Miguel Ángel observa aquel reloj de pared que quedó detenido justo a las 13:14 horas, el cual luce al pie del edificio, aún llega a su mente la voz de una mujer suplicando ayuda en ese lugar y que con un tubo de acero él y Sergio lograron levantar la pesada losa de concreto que la tenía atrapada.

“Cuando logramos sacarla le dimos de beber agua, ella estaba desnuda de la parte de la cintura para arriba, recuerdo que me quité mi camisola y se la di para que se tapara, la tranquilizamos y la bajamos”, recuerda Sergio al observar las fotos de aquellas personas que perdieron la vida en el lugar.

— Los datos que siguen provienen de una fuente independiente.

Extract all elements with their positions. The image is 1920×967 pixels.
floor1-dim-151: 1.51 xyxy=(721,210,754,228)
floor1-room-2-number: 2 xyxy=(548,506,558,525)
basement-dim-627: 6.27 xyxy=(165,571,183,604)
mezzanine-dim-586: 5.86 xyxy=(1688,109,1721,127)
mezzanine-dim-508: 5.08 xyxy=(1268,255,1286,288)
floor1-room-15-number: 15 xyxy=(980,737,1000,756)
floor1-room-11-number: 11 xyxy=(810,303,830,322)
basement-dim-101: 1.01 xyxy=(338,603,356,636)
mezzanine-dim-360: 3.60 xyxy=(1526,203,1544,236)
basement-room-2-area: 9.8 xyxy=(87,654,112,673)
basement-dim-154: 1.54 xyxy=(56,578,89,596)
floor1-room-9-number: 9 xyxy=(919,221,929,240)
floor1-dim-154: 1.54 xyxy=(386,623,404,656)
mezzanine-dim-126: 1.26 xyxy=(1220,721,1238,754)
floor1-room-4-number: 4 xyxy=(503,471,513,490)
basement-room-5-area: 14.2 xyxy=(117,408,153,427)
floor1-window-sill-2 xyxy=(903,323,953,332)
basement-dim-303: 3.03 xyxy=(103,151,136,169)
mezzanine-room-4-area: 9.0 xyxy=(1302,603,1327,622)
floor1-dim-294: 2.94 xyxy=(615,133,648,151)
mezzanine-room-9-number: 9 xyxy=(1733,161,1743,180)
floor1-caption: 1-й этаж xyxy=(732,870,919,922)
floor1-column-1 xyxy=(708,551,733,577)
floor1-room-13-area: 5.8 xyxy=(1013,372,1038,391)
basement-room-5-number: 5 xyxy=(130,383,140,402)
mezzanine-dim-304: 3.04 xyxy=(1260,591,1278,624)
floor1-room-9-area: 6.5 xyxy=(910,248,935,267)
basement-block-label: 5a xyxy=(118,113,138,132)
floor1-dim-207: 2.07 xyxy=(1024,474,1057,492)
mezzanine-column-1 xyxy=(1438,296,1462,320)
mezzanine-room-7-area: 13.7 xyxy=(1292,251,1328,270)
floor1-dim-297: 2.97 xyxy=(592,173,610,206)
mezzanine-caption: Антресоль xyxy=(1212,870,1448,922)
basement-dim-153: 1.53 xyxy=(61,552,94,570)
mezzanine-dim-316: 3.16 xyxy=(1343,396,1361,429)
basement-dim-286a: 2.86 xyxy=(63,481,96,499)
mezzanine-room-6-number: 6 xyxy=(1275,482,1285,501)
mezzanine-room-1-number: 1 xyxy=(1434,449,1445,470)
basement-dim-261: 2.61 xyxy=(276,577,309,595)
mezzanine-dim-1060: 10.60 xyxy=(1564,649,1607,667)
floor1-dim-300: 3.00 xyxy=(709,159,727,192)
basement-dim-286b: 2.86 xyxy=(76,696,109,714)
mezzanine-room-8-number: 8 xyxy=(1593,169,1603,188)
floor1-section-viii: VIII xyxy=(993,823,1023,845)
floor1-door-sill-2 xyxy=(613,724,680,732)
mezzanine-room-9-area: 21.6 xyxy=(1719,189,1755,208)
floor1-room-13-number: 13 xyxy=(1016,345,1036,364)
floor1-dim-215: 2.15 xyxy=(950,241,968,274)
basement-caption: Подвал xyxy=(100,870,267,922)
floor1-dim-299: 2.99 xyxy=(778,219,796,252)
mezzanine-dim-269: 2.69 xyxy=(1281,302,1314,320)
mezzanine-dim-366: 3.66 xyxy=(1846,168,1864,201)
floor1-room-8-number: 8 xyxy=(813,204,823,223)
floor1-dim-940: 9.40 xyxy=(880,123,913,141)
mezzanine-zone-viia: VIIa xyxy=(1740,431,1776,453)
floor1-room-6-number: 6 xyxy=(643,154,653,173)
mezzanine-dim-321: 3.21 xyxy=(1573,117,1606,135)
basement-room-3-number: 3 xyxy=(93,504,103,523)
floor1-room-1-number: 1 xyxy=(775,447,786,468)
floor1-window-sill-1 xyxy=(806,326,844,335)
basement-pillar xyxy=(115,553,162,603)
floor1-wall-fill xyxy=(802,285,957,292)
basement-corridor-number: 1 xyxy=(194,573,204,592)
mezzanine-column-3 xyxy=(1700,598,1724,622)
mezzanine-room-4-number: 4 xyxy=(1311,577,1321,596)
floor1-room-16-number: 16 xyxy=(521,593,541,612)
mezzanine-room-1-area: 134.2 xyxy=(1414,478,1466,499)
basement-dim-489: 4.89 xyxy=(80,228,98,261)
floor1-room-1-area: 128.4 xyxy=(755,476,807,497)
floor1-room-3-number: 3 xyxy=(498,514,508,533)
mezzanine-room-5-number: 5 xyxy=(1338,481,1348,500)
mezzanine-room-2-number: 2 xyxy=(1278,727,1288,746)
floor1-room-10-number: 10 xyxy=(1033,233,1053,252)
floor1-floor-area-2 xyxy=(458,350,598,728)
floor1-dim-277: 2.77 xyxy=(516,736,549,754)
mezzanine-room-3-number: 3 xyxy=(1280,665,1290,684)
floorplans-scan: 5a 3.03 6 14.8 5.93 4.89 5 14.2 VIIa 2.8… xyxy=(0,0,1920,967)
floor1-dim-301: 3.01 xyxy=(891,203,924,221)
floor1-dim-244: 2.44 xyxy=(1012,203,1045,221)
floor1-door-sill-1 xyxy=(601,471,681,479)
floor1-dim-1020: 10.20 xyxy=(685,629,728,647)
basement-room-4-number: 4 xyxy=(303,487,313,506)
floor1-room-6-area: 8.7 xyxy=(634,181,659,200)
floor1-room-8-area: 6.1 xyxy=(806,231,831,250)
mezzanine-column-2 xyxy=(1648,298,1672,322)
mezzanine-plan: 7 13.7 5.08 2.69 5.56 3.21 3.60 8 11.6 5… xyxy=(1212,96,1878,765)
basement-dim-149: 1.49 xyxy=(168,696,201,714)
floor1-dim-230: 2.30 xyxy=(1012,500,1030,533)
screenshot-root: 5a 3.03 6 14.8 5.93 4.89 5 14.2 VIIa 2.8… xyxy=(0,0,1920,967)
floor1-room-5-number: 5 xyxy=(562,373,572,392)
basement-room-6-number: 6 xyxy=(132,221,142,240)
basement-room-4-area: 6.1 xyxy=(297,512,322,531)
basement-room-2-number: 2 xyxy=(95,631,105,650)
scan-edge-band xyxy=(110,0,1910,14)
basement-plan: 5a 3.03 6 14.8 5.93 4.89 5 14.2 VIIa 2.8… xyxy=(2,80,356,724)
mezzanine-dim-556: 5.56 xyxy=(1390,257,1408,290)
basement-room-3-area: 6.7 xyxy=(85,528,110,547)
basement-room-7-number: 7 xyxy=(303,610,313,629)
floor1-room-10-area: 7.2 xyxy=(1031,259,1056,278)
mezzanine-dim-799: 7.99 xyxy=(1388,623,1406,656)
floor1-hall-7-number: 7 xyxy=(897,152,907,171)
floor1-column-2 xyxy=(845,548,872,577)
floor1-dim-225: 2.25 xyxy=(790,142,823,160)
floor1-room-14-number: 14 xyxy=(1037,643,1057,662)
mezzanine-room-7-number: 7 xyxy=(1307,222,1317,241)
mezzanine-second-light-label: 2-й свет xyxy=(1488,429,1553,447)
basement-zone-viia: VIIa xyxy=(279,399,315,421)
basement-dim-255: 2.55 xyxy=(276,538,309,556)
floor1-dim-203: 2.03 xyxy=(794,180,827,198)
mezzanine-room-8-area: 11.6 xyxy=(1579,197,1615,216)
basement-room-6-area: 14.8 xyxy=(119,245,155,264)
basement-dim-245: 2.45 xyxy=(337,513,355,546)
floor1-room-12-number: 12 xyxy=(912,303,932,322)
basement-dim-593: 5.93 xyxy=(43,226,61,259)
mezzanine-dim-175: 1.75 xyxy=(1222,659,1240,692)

A unos kilómetros de ahí, sobre la Alameda Sur se encontraba Luis, quien corrió hacia la Calle Rancho de Los Arcos. Todavía sueña con la escena que se encontró.

“Un edificio se había vencido y golpeó a otro, esto provocó que el segundo se viniera abajo. Cuando llegué había una inmensa cortina de humo a causa de una fuga de gas, me quedé impactado al ver la escena”, comenta mientras observa que de aquellos departamentos no queda nada.

Al trepar entre los escombros el uniformado escuchó a varias personas que permanecían atrapadas; su mente se bloqueó pero un llanto lo hizo entrar en razón y comenzar a escarbar con sus manos.

“Escuché el chillido de un bebé, me recordó a mi hijo porque días antes mi esposa me había regaló la dicha de ser padre, sin pensarlo comencé a quitar las piedras hasta poder tener entre mis brazos al niño, quien no tenía ni un año de edad”, detalla.